To prove serious limitations in situations where a child does not frequently visit the hospital, evidence must be presented that the child struggles to function compared to other kids at the same age. “Functioning” includes learning, completing tasks, and taking care of one’s self. The catch is that the limitations in the child’s ability to function must be caused by the Sickle Cell Disease, which can involve medical research that I, a law student, know nothing about.

Showing that a child’s limitations are caused by Sickle Cell Disease can get especially tricky because Sickle Cell Disease is not fully understood. Sickle Cell Disease is characterized by episodes of extreme pain, but the triggers for that pain are not always clear. In some cases, our clients explain to us that they believe cold temperatures and cold water are the causes of their child’s severe pain. If this were true, then the child would be experiencing serious limitations because he or she could not swim with friends, play outside in the colder months, or remain inside if the A/C was set too low. In other Sickle Cell cases, a child may struggle with nocturnal enuresis, or bedwetting, which certainly would limit the child’s functioning. In researching this topic, I needed to prove that Sickle Cell Disease caused sensitivity to cold and nocturnal enuresis from a medical standpoint. I performed a quick google search using the terms “cold and sickle cell disease,” and could not find medical authority other than WebMD that could establish the causal connection. I did find a few articles that seemed legitimate, but I could not understand most of the words on the page. I tried to fudge a medical explanation based on my questionable resources, but eventually gave up.

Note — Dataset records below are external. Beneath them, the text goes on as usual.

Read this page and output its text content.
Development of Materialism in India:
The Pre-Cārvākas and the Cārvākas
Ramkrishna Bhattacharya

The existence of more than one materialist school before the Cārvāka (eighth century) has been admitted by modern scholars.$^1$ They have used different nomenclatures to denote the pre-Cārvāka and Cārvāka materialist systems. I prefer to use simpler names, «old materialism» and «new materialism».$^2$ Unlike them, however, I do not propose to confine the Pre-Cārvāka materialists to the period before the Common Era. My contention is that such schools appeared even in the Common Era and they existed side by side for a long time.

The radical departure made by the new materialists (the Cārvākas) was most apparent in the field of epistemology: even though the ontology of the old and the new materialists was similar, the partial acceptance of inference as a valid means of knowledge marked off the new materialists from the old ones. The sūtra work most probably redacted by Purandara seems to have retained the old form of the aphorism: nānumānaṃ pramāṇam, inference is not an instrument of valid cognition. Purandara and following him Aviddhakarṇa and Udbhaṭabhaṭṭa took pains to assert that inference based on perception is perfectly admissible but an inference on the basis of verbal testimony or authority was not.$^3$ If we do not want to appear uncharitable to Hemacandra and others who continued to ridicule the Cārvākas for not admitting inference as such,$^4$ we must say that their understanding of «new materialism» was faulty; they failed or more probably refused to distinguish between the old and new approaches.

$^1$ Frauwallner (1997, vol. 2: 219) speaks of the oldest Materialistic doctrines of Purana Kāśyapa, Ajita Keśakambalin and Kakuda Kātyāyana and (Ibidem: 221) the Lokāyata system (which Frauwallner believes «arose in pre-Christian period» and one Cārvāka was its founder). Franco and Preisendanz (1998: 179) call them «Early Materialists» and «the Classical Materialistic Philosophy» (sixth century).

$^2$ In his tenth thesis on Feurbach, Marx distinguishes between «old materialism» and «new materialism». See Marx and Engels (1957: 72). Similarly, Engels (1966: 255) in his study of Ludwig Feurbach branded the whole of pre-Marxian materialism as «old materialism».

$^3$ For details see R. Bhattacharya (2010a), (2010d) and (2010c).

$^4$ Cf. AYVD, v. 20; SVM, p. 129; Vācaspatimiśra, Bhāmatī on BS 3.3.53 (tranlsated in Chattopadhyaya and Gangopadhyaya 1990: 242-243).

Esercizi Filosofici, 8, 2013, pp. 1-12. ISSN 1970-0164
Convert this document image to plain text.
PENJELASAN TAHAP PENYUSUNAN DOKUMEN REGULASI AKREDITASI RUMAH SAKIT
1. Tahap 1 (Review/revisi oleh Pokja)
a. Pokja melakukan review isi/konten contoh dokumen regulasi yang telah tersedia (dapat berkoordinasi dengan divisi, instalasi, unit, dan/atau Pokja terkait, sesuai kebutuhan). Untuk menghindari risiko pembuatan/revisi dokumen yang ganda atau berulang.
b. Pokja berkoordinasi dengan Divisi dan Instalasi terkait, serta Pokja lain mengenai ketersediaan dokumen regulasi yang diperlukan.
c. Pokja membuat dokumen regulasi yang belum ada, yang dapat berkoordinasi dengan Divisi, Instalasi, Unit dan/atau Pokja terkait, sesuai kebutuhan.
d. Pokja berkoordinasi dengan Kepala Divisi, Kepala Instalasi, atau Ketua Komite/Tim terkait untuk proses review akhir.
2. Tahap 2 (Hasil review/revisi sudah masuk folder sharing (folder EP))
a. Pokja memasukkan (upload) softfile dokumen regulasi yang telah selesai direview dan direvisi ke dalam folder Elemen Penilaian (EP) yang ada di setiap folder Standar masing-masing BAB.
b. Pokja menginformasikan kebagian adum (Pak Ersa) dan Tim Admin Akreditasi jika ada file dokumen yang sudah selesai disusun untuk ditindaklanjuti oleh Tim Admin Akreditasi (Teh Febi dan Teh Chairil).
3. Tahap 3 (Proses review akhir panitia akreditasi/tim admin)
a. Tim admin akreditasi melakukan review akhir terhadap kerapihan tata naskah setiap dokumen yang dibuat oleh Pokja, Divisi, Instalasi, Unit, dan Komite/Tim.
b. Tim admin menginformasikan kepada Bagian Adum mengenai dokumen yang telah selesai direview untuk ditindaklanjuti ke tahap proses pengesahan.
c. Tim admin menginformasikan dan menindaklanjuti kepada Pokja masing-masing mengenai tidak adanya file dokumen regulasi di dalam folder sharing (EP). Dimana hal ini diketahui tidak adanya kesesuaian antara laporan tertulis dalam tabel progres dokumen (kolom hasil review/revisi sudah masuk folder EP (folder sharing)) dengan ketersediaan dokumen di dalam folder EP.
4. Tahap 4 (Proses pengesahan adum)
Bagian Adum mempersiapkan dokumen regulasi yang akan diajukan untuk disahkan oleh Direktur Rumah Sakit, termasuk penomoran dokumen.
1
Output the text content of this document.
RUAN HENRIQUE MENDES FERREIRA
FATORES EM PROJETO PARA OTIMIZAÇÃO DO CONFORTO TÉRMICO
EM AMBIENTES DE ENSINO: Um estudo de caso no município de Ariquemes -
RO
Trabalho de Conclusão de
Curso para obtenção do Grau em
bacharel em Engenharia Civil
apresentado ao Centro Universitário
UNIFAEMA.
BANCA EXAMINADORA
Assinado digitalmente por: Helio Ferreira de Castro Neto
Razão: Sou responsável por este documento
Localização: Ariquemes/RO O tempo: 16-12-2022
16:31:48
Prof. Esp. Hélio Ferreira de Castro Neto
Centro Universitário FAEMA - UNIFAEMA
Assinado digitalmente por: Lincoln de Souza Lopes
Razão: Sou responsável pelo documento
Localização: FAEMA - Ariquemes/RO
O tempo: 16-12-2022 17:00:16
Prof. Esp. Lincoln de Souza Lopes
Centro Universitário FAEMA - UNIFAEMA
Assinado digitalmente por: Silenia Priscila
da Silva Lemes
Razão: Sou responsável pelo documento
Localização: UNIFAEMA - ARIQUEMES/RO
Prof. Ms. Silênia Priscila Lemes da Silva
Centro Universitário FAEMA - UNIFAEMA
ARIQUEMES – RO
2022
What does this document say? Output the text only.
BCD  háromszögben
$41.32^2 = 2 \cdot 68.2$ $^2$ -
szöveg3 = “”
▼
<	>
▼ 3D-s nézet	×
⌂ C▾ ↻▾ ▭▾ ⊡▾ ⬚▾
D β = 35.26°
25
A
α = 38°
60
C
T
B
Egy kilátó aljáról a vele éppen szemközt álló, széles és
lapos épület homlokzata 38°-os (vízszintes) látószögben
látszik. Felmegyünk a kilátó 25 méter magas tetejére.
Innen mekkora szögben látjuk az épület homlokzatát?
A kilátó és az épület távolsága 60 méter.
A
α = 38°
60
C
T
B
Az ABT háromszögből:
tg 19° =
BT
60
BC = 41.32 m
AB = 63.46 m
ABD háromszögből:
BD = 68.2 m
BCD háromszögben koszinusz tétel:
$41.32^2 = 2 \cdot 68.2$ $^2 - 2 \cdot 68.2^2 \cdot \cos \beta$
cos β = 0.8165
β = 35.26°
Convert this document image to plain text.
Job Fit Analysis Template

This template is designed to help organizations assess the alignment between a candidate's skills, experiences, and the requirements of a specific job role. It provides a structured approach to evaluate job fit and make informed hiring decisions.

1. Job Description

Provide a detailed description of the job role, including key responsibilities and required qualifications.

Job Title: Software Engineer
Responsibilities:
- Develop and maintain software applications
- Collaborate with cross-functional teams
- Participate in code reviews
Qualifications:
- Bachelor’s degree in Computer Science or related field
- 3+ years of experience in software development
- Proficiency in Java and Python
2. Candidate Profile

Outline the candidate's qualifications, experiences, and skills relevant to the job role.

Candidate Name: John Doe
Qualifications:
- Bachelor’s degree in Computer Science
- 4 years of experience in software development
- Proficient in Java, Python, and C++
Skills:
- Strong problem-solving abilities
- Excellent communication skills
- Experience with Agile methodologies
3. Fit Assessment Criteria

Finally, admitting that I knew nothing, I turned to the nearest walking, talking encyclopedias of medical knowledge: the medical students from Morehouse School of Medicine. Within a matter of minutes, they found peer-reviewed research articles establishing the two causal connections, explained the confusing medical jargon to me in plain English, and helped me formulate an answer. As a result, two members of the medical profession, using their medical expertise, firmly established a legal connection that I could not establish on my own. When you don’t know, ask!